April 24, 2014 Leave a comment
Recently, I have felt myself being pulled in three directions at once. There’s the RHEL ecosystem that I have immersed myself into over the past many months. Ubuntu 14.04 LTS Trusty Tahr released last week and is a very enticing option, especially since I started with Ubuntu many moons ago. Finally, there’s the BSD world beckoning, with its culture and technology. Which option do I pick for primarily two roles: my daily driver at work and a way for me to grow my knowledge and skills, prepared to take on tomorrow’s challenges?
The answer is not as simple as I had anticipated. And the reason is my belief in my own exceptionalism. I have convinced myself that my vote for any one of these three options will turn the tide of FOSS in that direction. That if I don’t support an option then that option will disappear and its community will wither away. That I need to be a part of the community so I can contribute my skills, preventing unforeseen catastrophes waiting to be unveiled. That the FOSS world is waiting for a hero: me.

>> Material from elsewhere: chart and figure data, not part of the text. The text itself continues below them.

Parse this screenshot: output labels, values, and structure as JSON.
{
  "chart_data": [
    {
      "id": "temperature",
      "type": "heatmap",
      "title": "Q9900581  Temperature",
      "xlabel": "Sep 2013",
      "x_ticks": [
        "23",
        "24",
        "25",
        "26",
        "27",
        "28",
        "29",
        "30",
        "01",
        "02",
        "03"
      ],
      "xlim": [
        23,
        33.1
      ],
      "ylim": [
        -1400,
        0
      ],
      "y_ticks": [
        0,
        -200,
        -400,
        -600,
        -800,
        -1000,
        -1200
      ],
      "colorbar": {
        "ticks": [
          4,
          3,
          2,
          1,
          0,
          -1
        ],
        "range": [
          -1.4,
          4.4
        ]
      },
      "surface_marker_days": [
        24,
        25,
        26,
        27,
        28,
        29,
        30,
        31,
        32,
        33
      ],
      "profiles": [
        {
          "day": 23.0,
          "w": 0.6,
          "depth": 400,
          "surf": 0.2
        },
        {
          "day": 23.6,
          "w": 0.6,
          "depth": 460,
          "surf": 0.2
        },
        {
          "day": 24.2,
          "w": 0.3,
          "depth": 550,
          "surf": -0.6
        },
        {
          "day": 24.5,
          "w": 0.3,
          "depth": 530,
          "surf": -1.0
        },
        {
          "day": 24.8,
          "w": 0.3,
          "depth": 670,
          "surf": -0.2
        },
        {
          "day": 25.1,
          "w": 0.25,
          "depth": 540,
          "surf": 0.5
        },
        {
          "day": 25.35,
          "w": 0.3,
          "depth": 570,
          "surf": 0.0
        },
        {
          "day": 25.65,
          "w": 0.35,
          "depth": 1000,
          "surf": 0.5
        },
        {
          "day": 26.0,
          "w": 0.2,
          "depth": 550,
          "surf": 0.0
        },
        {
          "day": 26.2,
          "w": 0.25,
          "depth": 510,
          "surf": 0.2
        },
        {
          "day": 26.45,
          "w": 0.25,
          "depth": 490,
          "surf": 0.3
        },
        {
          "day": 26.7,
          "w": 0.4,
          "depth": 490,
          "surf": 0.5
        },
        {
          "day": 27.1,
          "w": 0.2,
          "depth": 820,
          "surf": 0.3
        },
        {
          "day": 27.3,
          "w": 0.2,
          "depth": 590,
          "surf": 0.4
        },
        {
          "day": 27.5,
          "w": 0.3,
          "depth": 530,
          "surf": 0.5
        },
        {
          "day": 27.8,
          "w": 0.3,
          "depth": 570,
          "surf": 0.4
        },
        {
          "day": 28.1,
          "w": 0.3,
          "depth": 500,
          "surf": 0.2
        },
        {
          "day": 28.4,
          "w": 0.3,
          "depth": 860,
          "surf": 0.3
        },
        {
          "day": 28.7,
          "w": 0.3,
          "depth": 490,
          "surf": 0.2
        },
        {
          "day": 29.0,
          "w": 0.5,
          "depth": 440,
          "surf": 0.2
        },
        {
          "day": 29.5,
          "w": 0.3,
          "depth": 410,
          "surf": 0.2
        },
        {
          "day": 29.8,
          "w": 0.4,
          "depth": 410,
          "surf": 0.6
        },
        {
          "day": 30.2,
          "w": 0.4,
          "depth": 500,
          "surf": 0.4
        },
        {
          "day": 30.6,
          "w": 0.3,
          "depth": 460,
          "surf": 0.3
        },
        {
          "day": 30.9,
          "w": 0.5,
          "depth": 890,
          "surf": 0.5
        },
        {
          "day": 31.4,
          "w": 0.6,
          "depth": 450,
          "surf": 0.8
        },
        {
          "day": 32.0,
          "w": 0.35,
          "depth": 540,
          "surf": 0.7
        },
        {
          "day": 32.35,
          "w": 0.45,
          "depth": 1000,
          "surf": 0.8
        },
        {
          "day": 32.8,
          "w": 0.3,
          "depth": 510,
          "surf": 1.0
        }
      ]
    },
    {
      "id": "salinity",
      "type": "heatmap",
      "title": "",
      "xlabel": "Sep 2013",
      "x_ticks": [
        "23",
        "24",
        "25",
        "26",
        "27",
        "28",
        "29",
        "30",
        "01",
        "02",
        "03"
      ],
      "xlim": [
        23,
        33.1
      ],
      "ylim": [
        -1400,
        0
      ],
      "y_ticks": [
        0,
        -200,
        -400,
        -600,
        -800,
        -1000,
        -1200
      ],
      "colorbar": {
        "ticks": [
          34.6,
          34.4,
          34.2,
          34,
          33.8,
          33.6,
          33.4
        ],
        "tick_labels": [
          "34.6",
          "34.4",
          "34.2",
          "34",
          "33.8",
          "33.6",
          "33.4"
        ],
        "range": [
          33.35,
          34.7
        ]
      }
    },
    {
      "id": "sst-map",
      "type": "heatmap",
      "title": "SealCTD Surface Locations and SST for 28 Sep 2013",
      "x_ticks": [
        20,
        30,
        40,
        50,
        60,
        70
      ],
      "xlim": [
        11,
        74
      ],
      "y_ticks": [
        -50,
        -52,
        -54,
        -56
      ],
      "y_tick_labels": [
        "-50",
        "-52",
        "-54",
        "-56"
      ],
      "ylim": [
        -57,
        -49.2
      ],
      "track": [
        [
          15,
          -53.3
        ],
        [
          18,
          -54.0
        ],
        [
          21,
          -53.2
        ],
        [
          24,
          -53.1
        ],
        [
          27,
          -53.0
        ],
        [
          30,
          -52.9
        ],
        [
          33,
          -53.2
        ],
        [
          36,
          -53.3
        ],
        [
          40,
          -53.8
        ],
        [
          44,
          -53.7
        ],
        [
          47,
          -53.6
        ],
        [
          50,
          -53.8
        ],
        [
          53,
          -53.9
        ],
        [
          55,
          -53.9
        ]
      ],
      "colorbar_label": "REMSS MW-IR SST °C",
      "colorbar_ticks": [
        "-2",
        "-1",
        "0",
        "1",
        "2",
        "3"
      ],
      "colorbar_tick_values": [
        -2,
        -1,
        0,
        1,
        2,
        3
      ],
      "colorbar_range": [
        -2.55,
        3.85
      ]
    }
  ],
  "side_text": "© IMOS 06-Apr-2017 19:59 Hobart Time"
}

Of course, this is an absurd way of thinking. One person does make a difference but not at the scale I have imagined. It doesn’t matter to Ubuntu or its community that I fired up Fedora in my VM today. It has no affect on FreeBSD if I don’t learn how to use it. It doesn’t matter to Fedora that I am slowly moving to using Ubuntu daily. In a sense it does matter to all three projects whether an individual stays within the community or leaves. But not in the way I have convinced myself it does.

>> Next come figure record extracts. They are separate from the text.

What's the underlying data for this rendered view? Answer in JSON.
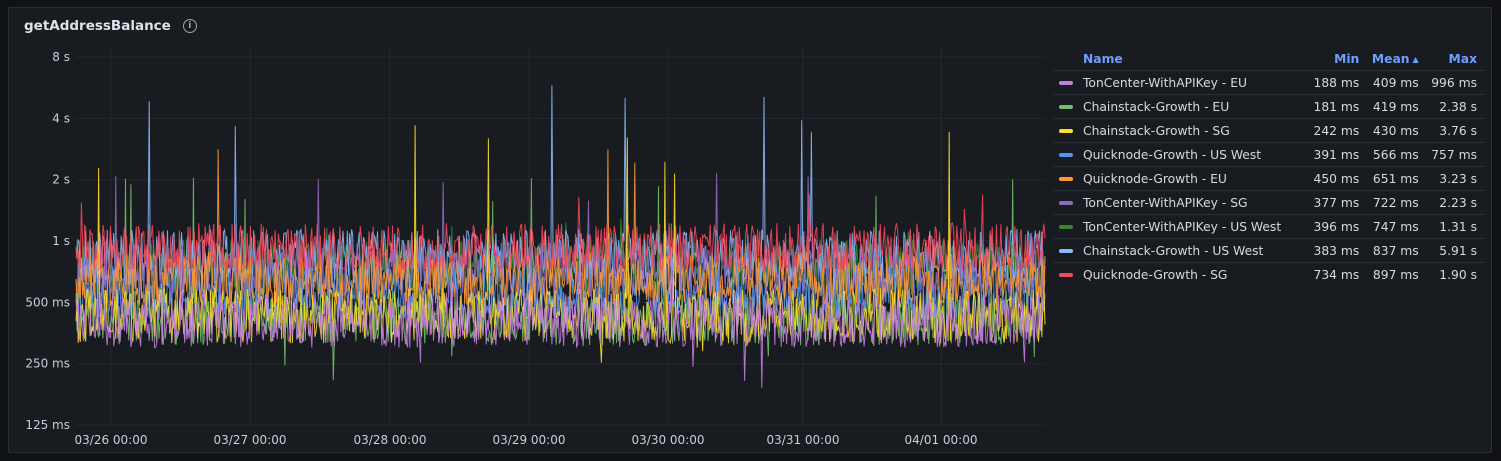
{
  "panel": {
    "title": "getAddressBalance",
    "info_icon": "info-circle-icon"
  },
  "legend": {
    "headers": {
      "name": "Name",
      "min": "Min",
      "mean": "Mean",
      "max": "Max"
    },
    "sort_indicator": "ascending"
  },
  "chart_data": {
    "type": "line",
    "title": "getAddressBalance",
    "xlabel": "",
    "ylabel": "",
    "y_scale": "log2",
    "ylim": [
      "125 ms",
      "8 s"
    ],
    "y_ticks": [
      "8 s",
      "4 s",
      "2 s",
      "1 s",
      "500 ms",
      "250 ms",
      "125 ms"
    ],
    "x_ticks": [
      "03/26 00:00",
      "03/27 00:00",
      "03/28 00:00",
      "03/29 00:00",
      "03/30 00:00",
      "03/31 00:00",
      "04/01 00:00"
    ],
    "grid": true,
    "legend_placement": "right",
    "series": [
      {
        "name": "TonCenter-WithAPIKey - EU",
        "color": "#c47de0",
        "min": "188 ms",
        "mean": "409 ms",
        "max": "996 ms"
      },
      {
        "name": "Chainstack-Growth - EU",
        "color": "#73bf69",
        "min": "181 ms",
        "mean": "419 ms",
        "max": "2.38 s"
      },
      {
        "name": "Chainstack-Growth - SG",
        "color": "#fade2a",
        "min": "242 ms",
        "mean": "430 ms",
        "max": "3.76 s"
      },
      {
        "name": "Quicknode-Growth - US West",
        "color": "#5794f2",
        "min": "391 ms",
        "mean": "566 ms",
        "max": "757 ms"
      },
      {
        "name": "Quicknode-Growth - EU",
        "color": "#ff9830",
        "min": "450 ms",
        "mean": "651 ms",
        "max": "3.23 s"
      },
      {
        "name": "TonCenter-WithAPIKey - SG",
        "color": "#8f6bc0",
        "min": "377 ms",
        "mean": "722 ms",
        "max": "2.23 s"
      },
      {
        "name": "TonCenter-WithAPIKey - US West",
        "color": "#37872d",
        "min": "396 ms",
        "mean": "747 ms",
        "max": "1.31 s"
      },
      {
        "name": "Chainstack-Growth - US West",
        "color": "#8ab8ff",
        "min": "383 ms",
        "mean": "837 ms",
        "max": "5.91 s"
      },
      {
        "name": "Quicknode-Growth - SG",
        "color": "#f2495c",
        "min": "734 ms",
        "mean": "897 ms",
        "max": "1.90 s"
      }
    ]
  }
}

I am no savior. I can’t save or condemn a FOSS project because of my participation or the lack thereof. The reason is simple: these projects are much bigger than an individual. They have existed before I became a part of their communities; not just existed but prospered. I am but one man.

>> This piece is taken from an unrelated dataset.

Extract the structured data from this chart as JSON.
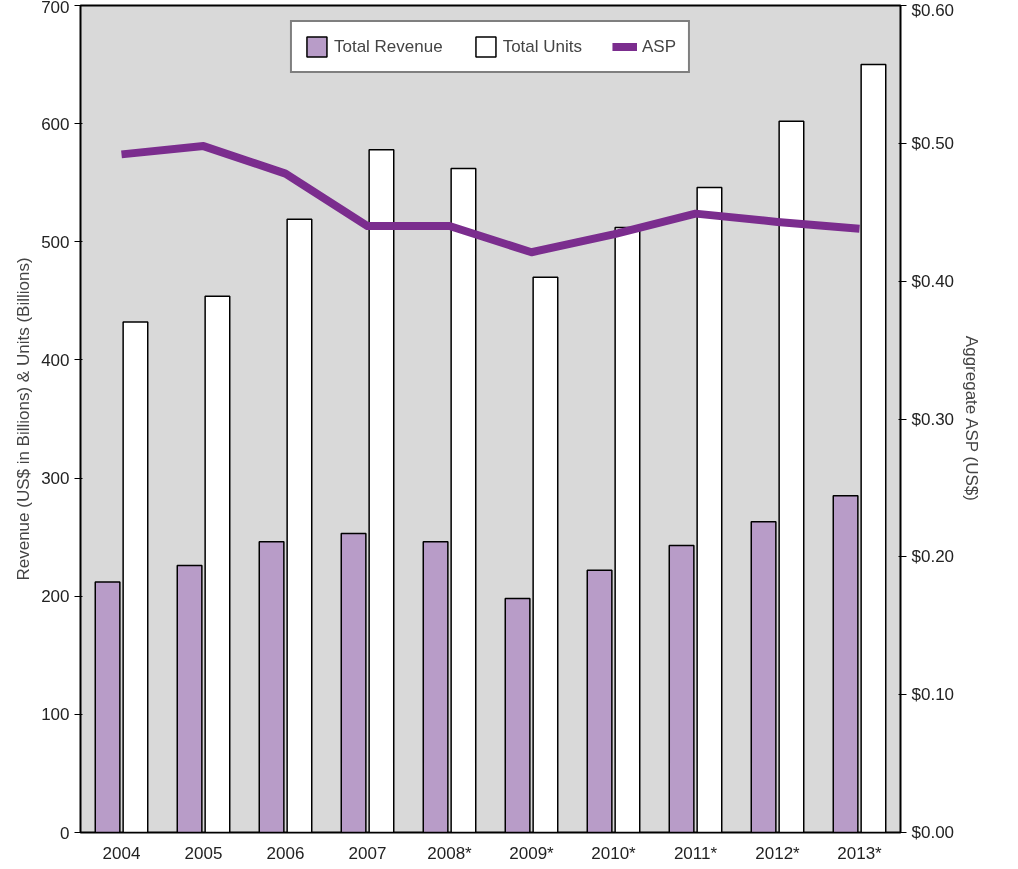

And therein lies the crux of the matter. If I am not writing code, finding bugs, generating official documentation, etc. then I’m not really a part of the community. I may be a passive advocate at best or a user at worst; but not part of the community. The community is formed of people who actively participate in shaping a project not those who use the output of their efforts without giving back.
A lot of people like myself are delusional in this manner. Just because they can download Ubuntu for free does not give them the right to complain and criticize when the desktop does not behave the way they demand. Either they pitch in, take a leadership role in the community, and fix the problems they have, or they lose the right to criticize. It’s alright to point out bugs and papercuts in a constructive gesture. Anything else reeks of their own belief in their exceptionalism. They have to stop thinking that just because *they* don’t like something that the project’s priorities need to shift to cater to their whims.
No project or product can survive without users. No one disputes that. But it’s not necessary that a project has to be used by *everyone*. Those who participate in developing the product and nurturing the project are its users, too. As long as they use and are satisfied, that’s all it matters.
So all of you who think the world revolves around them and that somehow FOSS means their wishes are paramount, think again. Get off your high horse, throw away the cloak of self exceptionalism, and pitch in. Either you are part of the solution or you don’t matter.
A question now comes to mind: why did I think that I was exceptional? It’s because I *expect* a lot from myself. I want to excel in all things I do. If I’m using some FOSS application that needs contributors I expect of myself to become such a contributor. Alas, there’s only so much one person can do. I have so many other obligations taking up my time that it becomes impossible for me to participate in many platforms and forums concurrently. That’s just life. The problem, though, is that I continue to expect of myself anyways. This causes undue stress, a highly unhealthy trend.
Given this new light in which I see myself, I will attempt to stop worrying about what the Internet says is a viable project and which one to support. I will no longer allow myself to be bound to follow the herd. If Ubuntu on the desktop gives me a pleasurable experience, CentOS works when I need a server, and FreeBSD can protect my network better, then I’ll use the best tool for the job. All these projects deserve contributions from their users. I’ll try my best to become a contributor. Until I do so I know that I’m a user and only a user.